3) Ingroup/loyalty, related to our long history as tribal creatures able to form shifting coalitions. This foundation underlies virtues of patriotism and self-sacrifice for the group. It is active anytime people feel that it's "one for all, and all for one."

4) Authority/respect, shaped by our long primate history of hierarchical social interactions. This foundation underlies virtues of leadership and followership, including deference to legitimate authority and respect for traditions.
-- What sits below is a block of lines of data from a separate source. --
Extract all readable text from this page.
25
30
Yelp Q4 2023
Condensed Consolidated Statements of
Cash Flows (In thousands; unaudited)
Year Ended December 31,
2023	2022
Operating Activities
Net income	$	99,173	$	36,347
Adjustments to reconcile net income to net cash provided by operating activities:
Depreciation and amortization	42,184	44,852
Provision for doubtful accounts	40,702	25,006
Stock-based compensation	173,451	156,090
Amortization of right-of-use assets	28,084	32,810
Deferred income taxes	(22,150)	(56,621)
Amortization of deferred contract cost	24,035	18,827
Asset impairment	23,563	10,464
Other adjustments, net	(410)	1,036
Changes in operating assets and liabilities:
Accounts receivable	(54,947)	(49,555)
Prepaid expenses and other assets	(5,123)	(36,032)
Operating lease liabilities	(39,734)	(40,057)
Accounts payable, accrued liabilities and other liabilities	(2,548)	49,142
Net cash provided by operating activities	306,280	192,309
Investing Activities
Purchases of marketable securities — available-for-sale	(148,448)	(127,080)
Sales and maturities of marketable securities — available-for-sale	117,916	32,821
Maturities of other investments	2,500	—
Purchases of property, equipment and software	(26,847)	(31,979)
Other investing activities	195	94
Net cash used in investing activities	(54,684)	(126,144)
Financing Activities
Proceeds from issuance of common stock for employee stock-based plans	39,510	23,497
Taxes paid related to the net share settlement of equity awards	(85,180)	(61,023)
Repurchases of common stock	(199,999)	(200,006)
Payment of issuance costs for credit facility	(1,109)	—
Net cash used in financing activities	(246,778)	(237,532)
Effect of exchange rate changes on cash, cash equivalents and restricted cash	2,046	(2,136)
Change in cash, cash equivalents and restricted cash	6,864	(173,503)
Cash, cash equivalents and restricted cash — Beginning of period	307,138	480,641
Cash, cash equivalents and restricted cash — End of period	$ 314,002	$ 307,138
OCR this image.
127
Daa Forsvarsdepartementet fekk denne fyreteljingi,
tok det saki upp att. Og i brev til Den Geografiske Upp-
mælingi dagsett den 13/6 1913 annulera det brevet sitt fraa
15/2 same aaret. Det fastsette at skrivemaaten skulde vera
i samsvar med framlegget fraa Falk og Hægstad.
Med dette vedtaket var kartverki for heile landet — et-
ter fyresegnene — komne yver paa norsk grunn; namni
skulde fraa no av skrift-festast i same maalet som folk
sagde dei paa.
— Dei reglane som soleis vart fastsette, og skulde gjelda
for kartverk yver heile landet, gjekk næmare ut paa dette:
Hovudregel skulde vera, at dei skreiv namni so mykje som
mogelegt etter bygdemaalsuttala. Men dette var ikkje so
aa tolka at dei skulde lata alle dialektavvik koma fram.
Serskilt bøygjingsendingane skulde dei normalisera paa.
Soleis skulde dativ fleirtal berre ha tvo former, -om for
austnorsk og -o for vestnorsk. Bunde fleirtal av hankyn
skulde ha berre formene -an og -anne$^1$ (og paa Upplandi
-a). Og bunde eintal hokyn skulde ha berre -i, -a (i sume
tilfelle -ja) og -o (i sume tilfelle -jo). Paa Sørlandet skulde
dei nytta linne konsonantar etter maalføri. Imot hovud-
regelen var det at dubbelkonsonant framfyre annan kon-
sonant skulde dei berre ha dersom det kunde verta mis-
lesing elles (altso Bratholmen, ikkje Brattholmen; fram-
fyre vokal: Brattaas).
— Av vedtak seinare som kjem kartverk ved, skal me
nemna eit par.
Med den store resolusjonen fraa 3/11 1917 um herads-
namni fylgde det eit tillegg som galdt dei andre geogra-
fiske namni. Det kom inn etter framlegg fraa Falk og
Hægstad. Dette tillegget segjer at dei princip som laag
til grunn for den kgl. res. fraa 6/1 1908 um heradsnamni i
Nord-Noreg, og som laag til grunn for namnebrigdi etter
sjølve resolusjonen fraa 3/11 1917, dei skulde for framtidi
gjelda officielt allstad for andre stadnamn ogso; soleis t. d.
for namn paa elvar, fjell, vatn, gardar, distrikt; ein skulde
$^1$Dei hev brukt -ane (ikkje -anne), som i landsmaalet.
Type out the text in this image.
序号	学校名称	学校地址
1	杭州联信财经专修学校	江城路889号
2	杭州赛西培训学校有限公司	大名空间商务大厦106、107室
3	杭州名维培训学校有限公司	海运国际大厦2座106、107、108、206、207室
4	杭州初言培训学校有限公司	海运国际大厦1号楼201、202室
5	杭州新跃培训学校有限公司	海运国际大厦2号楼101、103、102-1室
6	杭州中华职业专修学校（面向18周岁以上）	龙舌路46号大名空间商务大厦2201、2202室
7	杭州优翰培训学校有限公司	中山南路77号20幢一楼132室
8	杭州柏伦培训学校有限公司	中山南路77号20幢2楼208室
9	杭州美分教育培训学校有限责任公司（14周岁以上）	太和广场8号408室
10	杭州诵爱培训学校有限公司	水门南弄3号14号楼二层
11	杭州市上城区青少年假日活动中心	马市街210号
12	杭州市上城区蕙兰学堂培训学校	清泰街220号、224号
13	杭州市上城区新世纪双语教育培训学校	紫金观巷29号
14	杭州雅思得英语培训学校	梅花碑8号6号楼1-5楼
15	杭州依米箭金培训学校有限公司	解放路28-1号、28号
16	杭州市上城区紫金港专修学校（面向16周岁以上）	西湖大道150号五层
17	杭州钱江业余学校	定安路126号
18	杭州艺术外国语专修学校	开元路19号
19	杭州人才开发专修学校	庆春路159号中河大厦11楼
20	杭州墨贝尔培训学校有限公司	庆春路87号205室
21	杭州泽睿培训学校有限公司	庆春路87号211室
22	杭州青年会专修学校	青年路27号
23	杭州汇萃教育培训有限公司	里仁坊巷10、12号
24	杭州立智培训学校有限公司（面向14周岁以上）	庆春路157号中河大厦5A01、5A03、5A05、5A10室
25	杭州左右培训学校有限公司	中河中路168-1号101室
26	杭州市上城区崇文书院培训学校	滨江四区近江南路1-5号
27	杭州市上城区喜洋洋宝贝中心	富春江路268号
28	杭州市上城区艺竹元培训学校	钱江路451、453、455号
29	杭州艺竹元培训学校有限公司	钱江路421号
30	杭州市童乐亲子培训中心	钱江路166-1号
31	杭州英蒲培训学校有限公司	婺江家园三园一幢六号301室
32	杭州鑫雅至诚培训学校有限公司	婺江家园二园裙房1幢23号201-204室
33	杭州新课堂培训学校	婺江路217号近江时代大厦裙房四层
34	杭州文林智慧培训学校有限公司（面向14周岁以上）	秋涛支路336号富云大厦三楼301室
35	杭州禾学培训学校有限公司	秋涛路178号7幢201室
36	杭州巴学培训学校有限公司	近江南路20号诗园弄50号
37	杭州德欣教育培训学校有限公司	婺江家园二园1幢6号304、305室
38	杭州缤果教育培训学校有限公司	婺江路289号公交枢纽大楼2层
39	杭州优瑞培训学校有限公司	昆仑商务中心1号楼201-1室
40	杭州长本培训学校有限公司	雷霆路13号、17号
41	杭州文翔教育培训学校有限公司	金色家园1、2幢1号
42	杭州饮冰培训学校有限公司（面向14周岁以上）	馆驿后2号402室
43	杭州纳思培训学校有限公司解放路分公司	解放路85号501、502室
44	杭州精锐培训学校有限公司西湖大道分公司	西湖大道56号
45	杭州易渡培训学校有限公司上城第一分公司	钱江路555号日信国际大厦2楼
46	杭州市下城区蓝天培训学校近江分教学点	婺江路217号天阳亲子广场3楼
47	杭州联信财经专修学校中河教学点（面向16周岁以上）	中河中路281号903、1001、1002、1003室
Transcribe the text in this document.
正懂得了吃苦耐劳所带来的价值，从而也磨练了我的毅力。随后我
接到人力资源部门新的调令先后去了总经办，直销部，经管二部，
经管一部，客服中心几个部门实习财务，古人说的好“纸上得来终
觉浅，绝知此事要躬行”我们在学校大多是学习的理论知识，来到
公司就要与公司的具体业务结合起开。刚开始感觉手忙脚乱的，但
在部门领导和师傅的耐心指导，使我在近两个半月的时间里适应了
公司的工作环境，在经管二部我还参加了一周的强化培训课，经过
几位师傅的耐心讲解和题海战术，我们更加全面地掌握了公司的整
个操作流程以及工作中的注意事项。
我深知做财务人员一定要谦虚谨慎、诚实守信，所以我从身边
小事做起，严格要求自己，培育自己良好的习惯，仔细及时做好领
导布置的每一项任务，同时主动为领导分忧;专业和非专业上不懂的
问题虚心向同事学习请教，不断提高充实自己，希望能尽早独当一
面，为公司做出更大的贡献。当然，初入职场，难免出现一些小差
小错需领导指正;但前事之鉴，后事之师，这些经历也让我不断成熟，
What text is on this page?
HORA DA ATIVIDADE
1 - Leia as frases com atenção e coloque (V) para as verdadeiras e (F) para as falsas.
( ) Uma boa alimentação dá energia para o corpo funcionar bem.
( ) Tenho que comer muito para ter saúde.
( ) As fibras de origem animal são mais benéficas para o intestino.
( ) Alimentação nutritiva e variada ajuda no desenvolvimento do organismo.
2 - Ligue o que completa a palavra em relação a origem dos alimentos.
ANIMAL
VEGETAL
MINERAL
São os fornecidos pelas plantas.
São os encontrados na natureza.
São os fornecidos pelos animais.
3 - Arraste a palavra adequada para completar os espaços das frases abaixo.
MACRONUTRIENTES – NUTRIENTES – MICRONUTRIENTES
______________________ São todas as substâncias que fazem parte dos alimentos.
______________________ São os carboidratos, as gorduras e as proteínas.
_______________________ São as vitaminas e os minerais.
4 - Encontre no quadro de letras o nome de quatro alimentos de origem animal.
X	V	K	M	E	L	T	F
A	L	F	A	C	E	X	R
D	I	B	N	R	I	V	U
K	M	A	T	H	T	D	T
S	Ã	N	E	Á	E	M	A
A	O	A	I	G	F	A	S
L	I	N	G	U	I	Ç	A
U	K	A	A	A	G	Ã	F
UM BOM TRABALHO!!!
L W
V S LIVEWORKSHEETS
5) Purity/sanctity, shaped by the psychology of disgust and contamination. This foundation underlies religious notions of striving to live in an elevated, less carnal, more noble way. It underlies the widespread idea that the body is a temple which can be desecrated by immoral activities and contaminants (an idea not unique to religious
traditions).
Ravi's been collaborating on the web site YourMorals.org, where they've been collecting data on liberal and conservative self-reporting in regard to the pillars of each domain.  He writes,
The central finding of Moral Foundations theory to date is the split between what liberals and conservatives report caring about.













  

A comment on his post asks whether it isn't too early to claim any innate, or evolutionary evidence for such a construct.  I think that's a very fair point.  The pillars seem very universal, but so are a lot of human behaviors that would seem better explained as a function of simply being really smart people with culture. I can't remember the proper term but it's essentially the unintended consequence of another adaptation.

Something I find crucial to the liberal/conservative vision is determinism/free will. This is a complex subject, as it is philosophical, political, scientific, as well as intuitive.

We all obviously intuit that we have free will. Yet the argument against it says this is merely a mistake. Which then raises the question of how much our intuitions are culturally based. Or maybe simply too intellectually taxing. It is obviously advantageous to live our lives as if we were not determined, or at least not live in a perpetual state of laborious self-analysis of our every decision's causal impulse. (Although being more reflective can be ultimately quite beneficial both to ourselves and society).

But it is political in the sense that there are many political concepts wrapped up not only in the question itself but in the resulting implications. It is scientific in that we are getting better and better at being able to test consciousness and narrow down precisely the the physical structures involved in thought.

In a sense the question of determinism ties directly into a all of the pillars mentioned. Harm, loyalty, authority, fairness and purity are all directly affected by one's feelings on determinism. Or if not ones own actions, at least how one views the actions of others is affected. If the essential question is: from where comes the experience of the mind?, then each pillar takes on new meaning.